While the Festival still features a healthy dash of light-hearted comedy, this year’s programme is characterised by its more serious, and more topical entries. “This is a very discerning and intelligent audience, and they want something meaty that they can talk about afterwards,” explains the programme’s director, Sherry Hopkins.
“They want current affairs, and what’s going on around them,” she continues. “As much as they like the occasional little light comedies, and they will like Pain in the Ass, the new Francis Veber comedy, because Perth audiences love Francis Veber [of The Dinner Game] – but as much as they like that, they’re also showing me that they appreciate these more grand scale films too.”
This year, audiences can expect to be shocked by Buddha Collapsed out of Shame, as it exposes the permeating influence of the Taliban through a group of Afghani schoolchildren determined to mimic their parents. They can expect to be baffled by the ridiculous true story at the core of Lemon Tree, in which a Pakistani widow travels to the High Court to protect her lemon grove from Israel’s paranoid Defence Minister. They can expect to be shaken by the Oscar-nominated Katyn, Andrzej Wajda’s powerful drama about the infamous Soviet massacre. All of these films, and many others, are guaranteed to linger with audience members, and to fuel plenty of post-film discussion.
Furthermore, while the Festival Films have always served as portals across the globe, Hopkins argues that this year their reach is also far wider than ever before. “It’s much more of a global picture than usual; I think we’re transporting people more this year. We’ve got two Israeli films, for example, and one Iranian film, Lemon Tree, which is a fine film.”

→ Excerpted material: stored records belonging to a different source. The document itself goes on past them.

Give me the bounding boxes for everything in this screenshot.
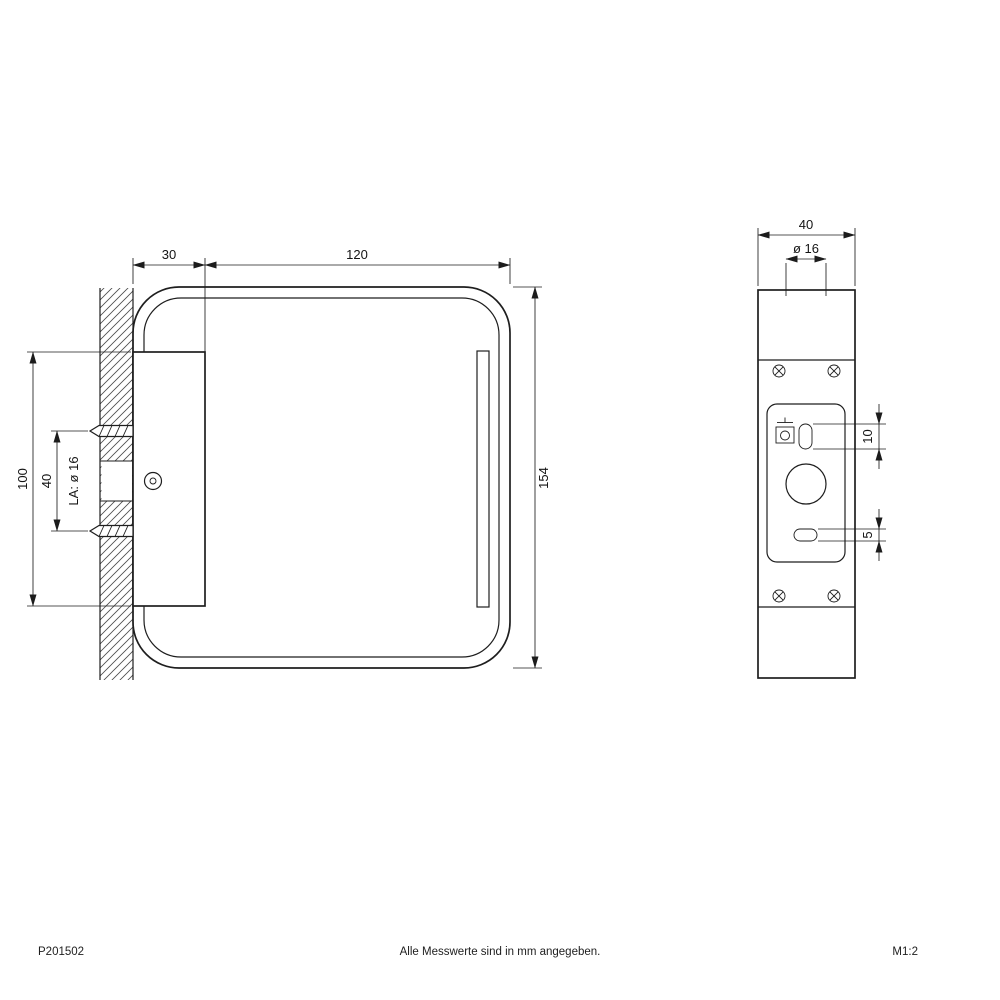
dim-label-10: 10 — [860, 429, 875, 443]
screw-slot — [829, 366, 839, 376]
dim-label-5: 5 — [860, 531, 875, 538]
front-view: 30 120 154 100 40 LA: ø 16 — [15, 247, 551, 680]
terminal-clamp — [775, 417, 795, 444]
dim-label-100: 100 — [15, 468, 30, 490]
screw-threads — [98, 425, 129, 437]
mounting-plate — [132, 351, 206, 607]
dim-label-cable-outlet: LA: ø 16 — [66, 456, 81, 505]
scale-label: M1:2 — [892, 946, 918, 958]
part-number: P201502 — [38, 946, 85, 958]
screw-body — [88, 524, 134, 538]
slot-bottom — [793, 528, 818, 542]
wall-anchor-screw-top — [88, 424, 134, 438]
cable-hole-gap — [101, 461, 132, 501]
dim-label-40-side: 40 — [799, 217, 813, 232]
led-strip — [476, 350, 490, 608]
clamp-circle — [780, 430, 790, 441]
fixing-screw-bottom-right — [827, 589, 841, 603]
dim-label-hole-dia: ø 16 — [793, 241, 819, 256]
dim-label-154: 154 — [536, 467, 551, 489]
clamp-box — [775, 426, 795, 444]
dim-label-40: 40 — [39, 474, 54, 488]
screw-threads — [98, 525, 129, 537]
wall-anchor-screw-bottom — [88, 524, 134, 538]
side-view: 40 ø 16 10 5 — [757, 217, 886, 679]
units-note: Alle Messwerte sind in mm angegeben. — [399, 946, 601, 958]
side-dimensions: 40 ø 16 10 5 — [757, 217, 886, 561]
cable-slot-top — [798, 423, 813, 450]
fixing-screw-bottom-left — [772, 589, 786, 603]
front-dimensions: 30 120 154 100 40 LA: ø 16 — [15, 247, 551, 669]
dim-label-30: 30 — [162, 247, 176, 262]
fixing-screw-top-right — [827, 364, 841, 378]
gear-tray — [766, 403, 846, 563]
center-screw-head — [143, 471, 163, 491]
side-body — [757, 289, 856, 679]
screw-slot — [829, 591, 839, 601]
dim-label-120: 120 — [346, 247, 368, 262]
cable-hole-circle — [785, 463, 827, 505]
fixing-screw-top-left — [772, 364, 786, 378]
wall-section — [99, 288, 134, 680]
screw-body — [88, 424, 134, 438]
screw-slot — [774, 591, 784, 601]
screw-slot — [774, 366, 784, 376]
center-screw-dot — [149, 477, 157, 485]
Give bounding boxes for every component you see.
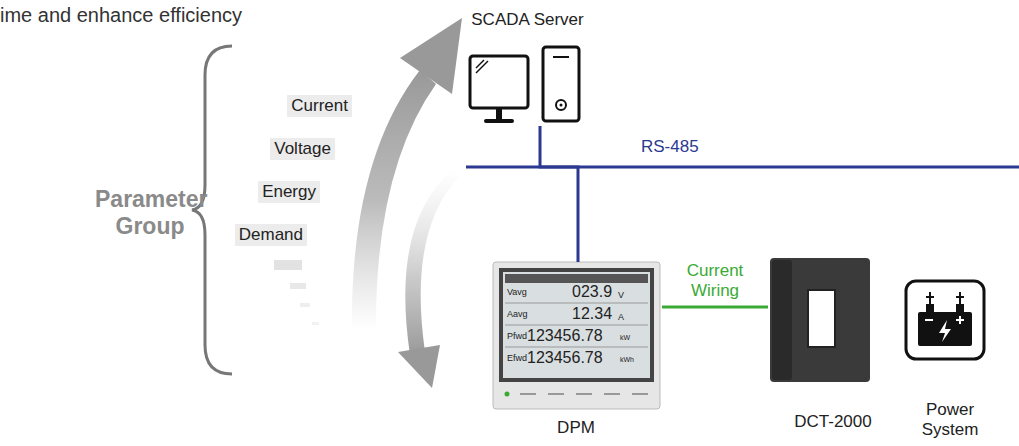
dpm-bezel <box>499 268 654 382</box>
monitor-stand <box>496 108 502 120</box>
screen-unit: A <box>618 312 624 322</box>
dpm-row-line <box>505 325 648 326</box>
node-label: Demand <box>239 225 303 245</box>
bus-drop <box>540 126 578 262</box>
upload-arrow <box>352 70 436 330</box>
pc-power-dot <box>560 104 563 107</box>
dpm-housing <box>493 262 660 409</box>
dpm-led <box>505 392 510 397</box>
screen-value: 123456.78 <box>527 327 603 345</box>
battery-plus <box>956 316 964 324</box>
parameter-item: Demand <box>235 224 307 246</box>
ct-window <box>808 290 835 347</box>
dpm-row-line <box>505 303 648 304</box>
monitor-base <box>484 119 514 123</box>
screen-value: 023.9 <box>572 283 612 301</box>
battery-terminal-post <box>926 296 934 298</box>
node-label: DPM <box>557 418 595 438</box>
node-label: DCT-2000 <box>794 412 871 432</box>
dpm-buttons <box>520 393 648 395</box>
dpm-row-line <box>505 347 648 348</box>
node-label: Current <box>291 96 348 116</box>
screen-value: 12.34 <box>572 305 612 323</box>
screen-field: Vavg <box>507 287 527 297</box>
node-label: Energy <box>262 182 316 202</box>
ct-body-shade <box>772 260 792 380</box>
screen-field: Efwd <box>507 353 527 363</box>
parameter-item: Voltage <box>270 138 335 160</box>
screen-field: Pfwd <box>507 331 527 341</box>
battery-terminal-post <box>956 296 964 298</box>
screen-field: Aavg <box>507 309 528 319</box>
group-title: Parameter Group <box>95 186 205 240</box>
battery-terminal <box>956 304 964 312</box>
battery-bolt <box>939 320 951 342</box>
screen-unit: kW <box>620 334 630 342</box>
battery-minus <box>925 319 933 321</box>
node-label: Power System <box>910 400 990 440</box>
screen-unit: V <box>618 290 624 300</box>
faded-item <box>290 283 306 289</box>
edge-label: Current Wiring <box>675 261 755 301</box>
ct-body <box>770 258 870 382</box>
download-arrow <box>405 168 458 355</box>
dpm-status-bar <box>505 274 648 283</box>
current-wiring <box>662 307 768 308</box>
bus-label: RS-485 <box>641 137 699 157</box>
faded-item <box>312 322 319 325</box>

Despite this evolution, though, the Festival season begins as always, with a couple of lighter films set in familiar, Western contexts. “My hardest job is finding the opening films,” Hopkins confesses, “We try to open with an English language film if we can. We want something to ease people into the program, sometimes perhaps a French comedy. One year we had nothing so I put in Affliction, which was great and won all those awards, but was just too heavy.”
Last week, Sommerville lit up with Young@Heart, a heart-warming piece that sees pensioners reinvigorated by a turn towards punk, disco and rock music. Meanwhile at Joondalup Pines, the British comedy, Grow Your Own, which charts the relationship between a group of “grumpy old men” and the family of asylum seekers that take over a nearby garden patch, has apparently received rave reviews from Joondalup’s large English community. The two films swap locations for the coming week.
For those still uncertain, Hopkins has a couple of recommendations. “I’ve Loved You So Long is the best film in the Festival. Also, apart from the storyline, I think that the style of animation for Waltz with Bashir is amazing, that’s why it’s winning all these awards. You the Living also, is bizarre yet terrific. Every scene is like a picture postcard, and there’s this one scene where a couple get married on a house on train which is just mesmerising.”
In amongst these global stories, Hopkins also disperses a series of West Australian shorts. “I just don’t want to throw in any short with any feature,” she warns, “they’ve got to work together; usually it’s in terms of fitting the subject matter together.” Hopkins also hopes to one day premier a W.A. feature film, but in the meantime one aspect of the festival remains unchanged; its commitment to delivering fascinating stories from all across the globe to the most isolated city within it.